Bem, não sei se você
teve a sorte de Carlos e Jorge, gêmeos univitelinos. De tão parecidos, até dona
Lúcia, a mãe, se confundia de vez em quando, apesar dos filhos já terem passado
dos 30 anos. E os dois, mesmo adultos e longe das traquinagens dos tempos de
menino e adolescência, ainda assim gostavam de se aproveitar da incrível
semelhança física.
Antes que
continuemos, é preciso relatar que Carlos e Jorge eram o que costumamos chamar
de sujeitos que nasceram com o rei na barriga. Poderíamos afirmar que, caso não
fossem Cardoso dos Santos, poderiam assinar Presunçoso dos Imodestos. Sem
contar que faziam questão de andar com o pescoço inclinado para trás, como se
tal artifício fosse empinar aqueles narizes aquilinos.
Os que
conheciam os irmãos preferiam não os enfrentar abertamente e, desse modo,
faziam vistas grossas. Mas eis que, por motivo de trabalho, Carlos foi obrigado
a se mudar para Goiânia, enquanto Jorge permanecia em Brasília. Mal se viam
pessoalmente, mas se telefonavam uma ou duas vezes por semana, como se fossem
dependentes um do outro.
Os gêmeos trataram de marcar as férias
na mesma época e, quando elas chegaram, Carlos declinou da ideia de viajar para
João Pessoa com o parente.
— Quero pegar um pouco de frio.
— Frio? Quem gosta de frio é pinguim e
picolé, Carlos. O que deu em você? A gente sempre vai pra praia.

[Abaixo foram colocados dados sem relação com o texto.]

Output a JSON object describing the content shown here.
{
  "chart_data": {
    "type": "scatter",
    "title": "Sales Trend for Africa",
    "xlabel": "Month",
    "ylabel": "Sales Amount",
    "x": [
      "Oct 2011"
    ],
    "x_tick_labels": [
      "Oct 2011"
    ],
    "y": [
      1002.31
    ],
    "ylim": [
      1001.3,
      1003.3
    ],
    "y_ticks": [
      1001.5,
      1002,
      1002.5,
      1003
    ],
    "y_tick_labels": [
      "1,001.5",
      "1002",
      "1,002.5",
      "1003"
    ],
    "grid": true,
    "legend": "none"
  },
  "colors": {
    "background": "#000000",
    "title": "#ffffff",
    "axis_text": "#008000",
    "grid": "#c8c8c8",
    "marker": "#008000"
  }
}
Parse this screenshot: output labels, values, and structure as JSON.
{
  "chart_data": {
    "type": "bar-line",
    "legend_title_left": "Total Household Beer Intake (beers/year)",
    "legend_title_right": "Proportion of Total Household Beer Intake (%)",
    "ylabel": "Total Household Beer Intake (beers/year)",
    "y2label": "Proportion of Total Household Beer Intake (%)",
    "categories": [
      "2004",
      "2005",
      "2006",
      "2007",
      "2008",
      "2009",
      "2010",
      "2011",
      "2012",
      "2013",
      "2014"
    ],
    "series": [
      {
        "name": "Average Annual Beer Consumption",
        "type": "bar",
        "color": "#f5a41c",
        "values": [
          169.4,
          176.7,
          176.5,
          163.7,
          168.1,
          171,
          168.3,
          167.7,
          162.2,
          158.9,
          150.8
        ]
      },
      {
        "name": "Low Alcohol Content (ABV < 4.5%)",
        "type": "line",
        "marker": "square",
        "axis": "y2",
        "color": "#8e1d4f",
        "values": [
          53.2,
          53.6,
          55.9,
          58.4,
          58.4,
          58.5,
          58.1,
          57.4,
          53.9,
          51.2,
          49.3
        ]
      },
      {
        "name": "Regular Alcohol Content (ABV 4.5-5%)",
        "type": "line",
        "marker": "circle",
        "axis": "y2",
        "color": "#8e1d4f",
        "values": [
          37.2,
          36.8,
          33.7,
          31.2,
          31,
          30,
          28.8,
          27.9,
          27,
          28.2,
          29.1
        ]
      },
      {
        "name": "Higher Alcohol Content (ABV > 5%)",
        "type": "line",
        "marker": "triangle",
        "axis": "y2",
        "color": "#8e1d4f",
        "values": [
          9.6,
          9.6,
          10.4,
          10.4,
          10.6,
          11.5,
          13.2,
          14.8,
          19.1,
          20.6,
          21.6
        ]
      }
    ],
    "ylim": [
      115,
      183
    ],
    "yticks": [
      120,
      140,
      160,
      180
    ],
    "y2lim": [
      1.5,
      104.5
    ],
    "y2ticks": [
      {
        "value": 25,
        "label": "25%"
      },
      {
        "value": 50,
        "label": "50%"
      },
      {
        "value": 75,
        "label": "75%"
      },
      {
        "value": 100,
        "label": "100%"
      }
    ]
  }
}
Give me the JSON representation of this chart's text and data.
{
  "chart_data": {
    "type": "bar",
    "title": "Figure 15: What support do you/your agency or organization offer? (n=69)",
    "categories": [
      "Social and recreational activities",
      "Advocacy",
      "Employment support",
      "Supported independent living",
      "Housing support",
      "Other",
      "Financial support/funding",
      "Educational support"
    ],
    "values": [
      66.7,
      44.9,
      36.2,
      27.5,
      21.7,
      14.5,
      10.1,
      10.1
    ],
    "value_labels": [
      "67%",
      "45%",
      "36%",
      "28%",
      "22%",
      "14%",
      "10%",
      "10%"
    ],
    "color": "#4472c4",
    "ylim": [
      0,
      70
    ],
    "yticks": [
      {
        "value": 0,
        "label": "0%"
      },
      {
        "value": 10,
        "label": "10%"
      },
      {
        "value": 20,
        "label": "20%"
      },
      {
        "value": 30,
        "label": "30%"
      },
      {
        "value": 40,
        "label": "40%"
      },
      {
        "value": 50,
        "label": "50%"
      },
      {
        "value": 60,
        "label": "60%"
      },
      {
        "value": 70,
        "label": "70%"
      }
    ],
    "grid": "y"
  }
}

— Ah, sei lá! Talvez seja por isso
mesmo. Já estou um pouco enjoado do mar.
E assim aconteceu. Mês de julho, lá foi
o Jorge curtir as belas praias da capital da Paraíba. Época agradável, cujo
inverno só tem nome de inverno por conta das outras estações muito mais
quentes. A princípio, sentiu falta do irmão, mas logo encontrou companhia
agradável, vinda de São Paulo, com quem tirou inúmeras fotografias enquanto o
romance pegava fogo.
Quanto ao Carlos, chegou a se arrepender de ter declinado
de João Pessoa e abraçado a ideia de passar as férias na cidade gaúcha de São
José dos Ausentes. Eita lugarzinho para fazer frio! A sorte é que, já nos
primeiros dias no local, conheceu uma linda argentina, com quem teve tempo
suficiente para treinar seu portunhol, além, é óbvio, de se esquentarem em
frente a uma providencial lareira tomando vinho e degustando, além do
tradicional churrasco, carreteiro de charque, queijo serrano, paçoca de pinhão
e alguns doces artesanais.
Como todos sabemos, um minuto no
ringue com o Popó de Freitas é uma eternidade, mas um mês na companhia da
Sônia Braga é um piscar de olhos. Quando se percebe, já se foi e só sobram
lembranças e saudade. E foi com tamanho sentimento que Jorge se despediu da
linda paulista lá em João Pessoa, enquanto Carlos, no Sul do país, fazia promessas
de que iria encontrar a sua nova namorada em Buenos Aires.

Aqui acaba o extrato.